Sebagaimana diketahui, permasalahan kredit macet ini berawal pada 2018, ketika sindikasi lembaga pembiayaan yang beranggotakan Bank CIMB Niaga, Bank Mandiri, Credit Suisse dan Trafigura mengucurkan kredit senilai US$450 juta kepada Titan Group. Tujuan kredit itu adalah untuk pembangunan jalan tol (hauling road) sebagai akses dari tambang ke pelabuhan. Jalan ini juga digunakan oleh perusahaan tambang lain dan masyarakat umum dengan membayar biaya tol kepada Titan. Selain itu, sebagian dari kredit tersebut digunakan untuk modal kerja perusahaan.
Bank peserta sindikasi merancang kredit tersebut untuk diangsur hingga lunas dengan menggunakan asumsi harga batubara di pasar internasional kala itu sebesar US$40 per ton. Nyatanya, harga batubara malah terus meningkat pesat. Pada 2019, harga rata-rata batubara sebesar US$67 per ton, meningkat lagi di 2020 sebesar US$78 per ton dan pada 2021 mencapai US$165 per ton.
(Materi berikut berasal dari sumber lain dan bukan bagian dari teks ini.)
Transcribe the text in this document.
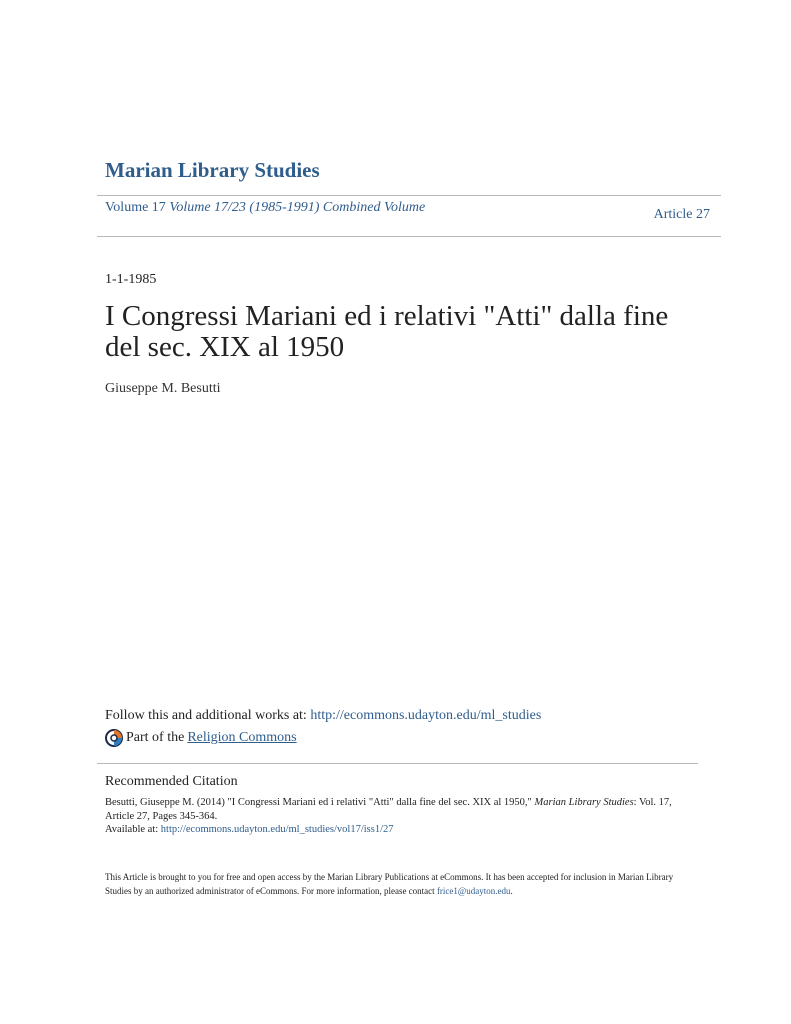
Marian Library Studies
Volume 17 Volume 17/23 (1985-1991) Combined Volume	Article 27
1-1-1985
I Congressi Mariani ed i relativi "Atti" dalla fine del sec. XIX al 1950
Giuseppe M. Besutti
Follow this and additional works at: http://ecommons.udayton.edu/ml_studies
Part of the Religion Commons
Recommended Citation
Besutti, Giuseppe M. (2014) "I Congressi Mariani ed i relativi "Atti" dalla fine del sec. XIX al 1950," Marian Library Studies: Vol. 17, Article 27, Pages 345-364.
Available at: http://ecommons.udayton.edu/ml_studies/vol17/iss1/27
This Article is brought to you for free and open access by the Marian Library Publications at eCommons. It has been accepted for inclusion in Marian Library Studies by an authorized administrator of eCommons. For more information, please contact frice1@udayton.edu.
Bahkan pada Juni 2022 sempat menyentuh US$400 per ton, atau naik 10 kali lipat dari asumsi awal, saat kredit disalurkan ke Titan.
Berdasarkan sejumlah data di atas, Titan semestinya mampu membayar cicilannya, bahkan termasuk mempercepat pelunasan kreditnya. Namun, yang terjadi sebaliknya, pada Februari 2020, Titan mulai tidak membayar cicilan kreditnya. Hingga akhirnya pada Agustus 2020, kredit ke perusahaan tersebut berstatus kolektabilitas lima alias macet, lantaran tidak adanya kejelasan skema penyelesaian kewajiban Titan kepada kreditur.
Begitupula skema penyelesaian yang disampaikan kreditur, tidak mendapat tanggapan positif dari manajemen Titan. Membuat bank peserta sindikasi sepakat, menilai debitur terindikasi 'nakal'. Sebab, operasional perusahaan nyatanya berjalan lancar, harga batubara terus meningkat, namun manajemen tidak mau membayar utang.